The Column: Eddie Myer – Making The Connection

    The 1962 movie The Connection isn’t widely screened today – it’s blend of modernistically gritty black-and-white visuals and that school of 1950s acting which blended broad-brush theatricality with earnest, painstakingly sincere close-ups hasn’t dated particularly well, and it’s strict observation of the Aristotelian dramatic unities (it started life as an off-Broadway play) makes it seem slow-paced against the CGI-laden frenzies of digital editing demanded by contemporary movie-goers. However there’s plenty in it to interest jazz lovers, not least because it draws its characters from the world of Golden Era jazz. It’s the story of a group of jazz players waiting for their heroin dealer – one of the grim paradoxes of the so-called Golden Era of the 40s to 60s was that so much amazing music flourished and thrived while the musicians themselves suffered so grievously from racism, poverty, prejudice, and their own intemperate appetites. 

    Layers of meaning and interpretation surround the movie like the skins of an onion. The story concerns a film-maker, who wants to film ‘the connection’. He agrees to pay for the necessary dope in order to get his movie – the junkies will have to get their shots so that he can get his shot. But his role as voyeur does not protect him – his subjects turn the tables, persuading him that unless he tries heroin himself his insights – and his movie – will be shallow and worthless. He succumbs. So we, the audience, watch a film made for us by film-makers about a film-maker making a film; the subjects turn the tables on the auteur, who is himself a fictional patsy for the real film-maker  – Shirley Clarke, a rare female director in the male-dominated art world of the post-war period.  Who’s the victim, and who the exploiter? 

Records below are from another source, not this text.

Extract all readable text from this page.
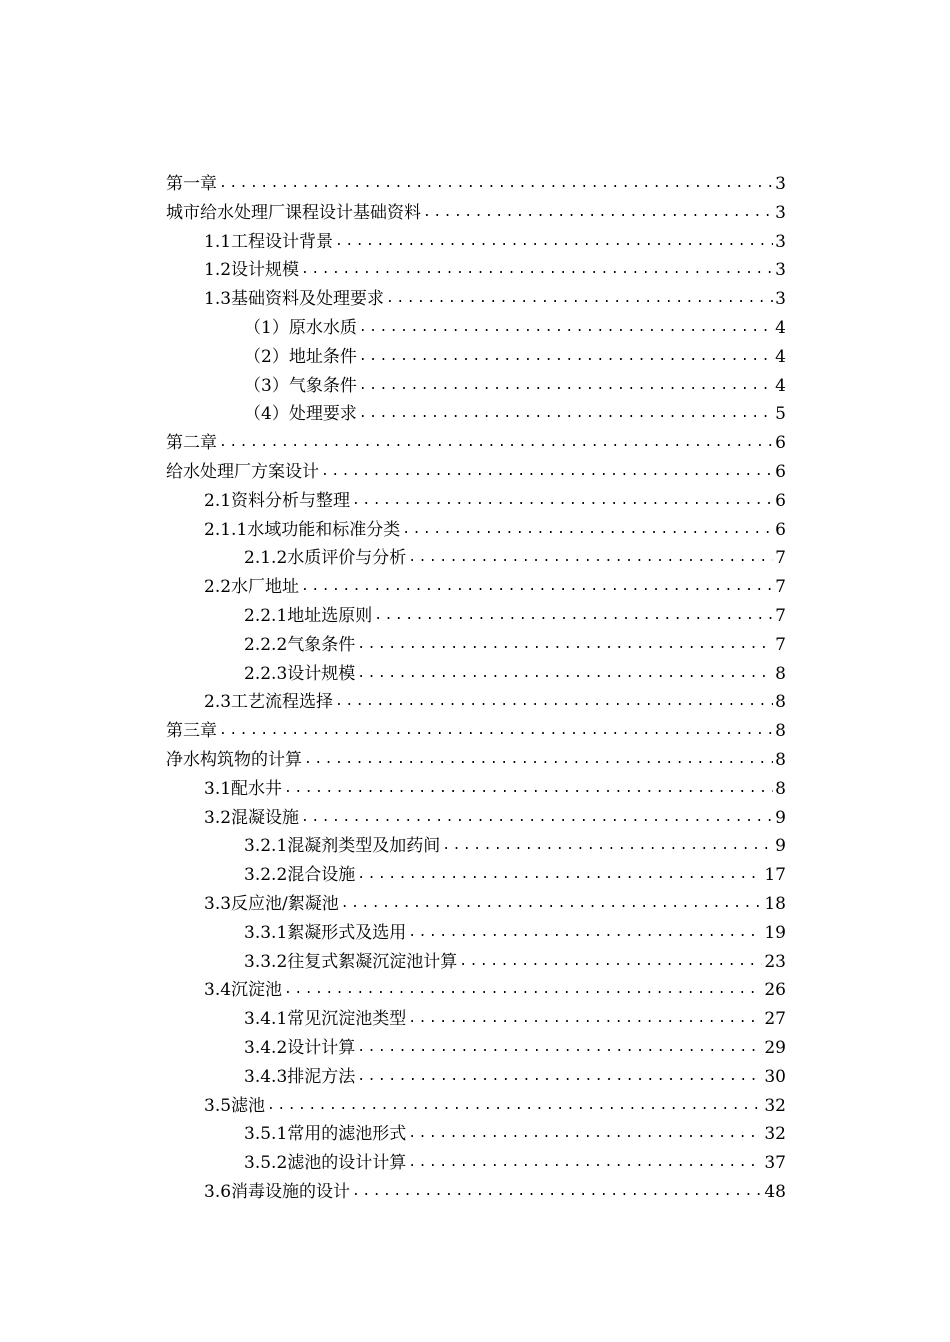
第一章 .....	3
城市给水处理厂课程设计基础资料 .....	3
1.1工程设计背景 .....	3
1.2设计规模 .....	3
1.3基础资料及处理要求 .....	3
（1）原水水质 .....	4
（2）地址条件 .....	4
（3）气象条件 .....	4
（4）处理要求 .....	5
第二章 .....	6
给水处理厂方案设计 .....	6
2.1资料分析与整理 .....	6
2.1.1水域功能和标准分类 .....	6
2.1.2水质评价与分析 .....	7
2.2水厂地址 .....	7
2.2.1地址选原则 .....	7
2.2.2气象条件 .....	7
2.2.3设计规模 .....	8
2.3工艺流程选择 .....	8
第三章 .....	8
净水构筑物的计算 .....	8
3.1配水井 .....	8
3.2混凝设施 .....	9
3.2.1混凝剂类型及加药间 .....	9
3.2.2混合设施 .....	17
3.3反应池/絮凝池 .....	18
3.3.1絮凝形式及选用 .....	19
3.3.2往复式絮凝沉淀池计算 .....	23
3.4沉淀池 .....	26
3.4.1常见沉淀池类型 .....	27
3.4.2设计计算 .....	29
3.4.3排泥方法 .....	30
3.5滤池 .....	32
3.5.1常用的滤池形式 .....	32
3.5.2滤池的设计计算 .....	37
3.6消毒设施的设计 .....	48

    To deepen the layers of meta-meaning, the parts of two of the musician junkies are played by actual musicians who were also actual junkies. Freddie Redd’s name hasn’t resonated down the ages, but his colleague Jackie McLean (spell it Mr McClean for extra irony) is one of the jazz immortals. He took the part in the original stage play as he attempted to rehabilitate his career after losing his cabaret card following a drugs bust – musicians in New York were issued with the cards so that they could be revoked for offences of moral turpitude, thus preserving the general public from the potentially degrading influences of jazz music. So in order to get back on track, he had to pretend to be a junkie again. All of Shirley Clarke’s other features were also banned by the New York State censors. Life imitated art, and vice-versa, at dizzying speed, as the world groped it’s way into the smoky dazzle of post-war modernity. 

    Jazz thrives on connections of it’s own, though its connection to the sub-culture of hard drugs did it a lot of damage. In the purest form, it’s about musicians making spontaneous connections, between themselves and the other players on the bandstand, between the nodes and interstices of harmony and rhythm skittering towards them in the headlong rush of bebop, between the awareness of the tradition and the urge to push the music into the future. Without the vital connection between the player and their audience, however, all music loses its relevance, and it’s this connection that some jazz musicians struggle to make. In the internet age, connection is the big story – jazz fans can build networks of connections online to an extent that would have been impossible twenty years ago. Yet an unexpected consequence of the internet age has been increasing cultural fragmentation- more connectivity but less connectedness. 

    What’s needed is an extra effort to join together artists with audiences, and bring together the disparate music scenes which, though they share a common appreciation of the many-headed animal that is jazz, too often work at cross purposes.  There’s a wealth of music in this city, and a horde of people ready to hear it. We need to work on making the connection!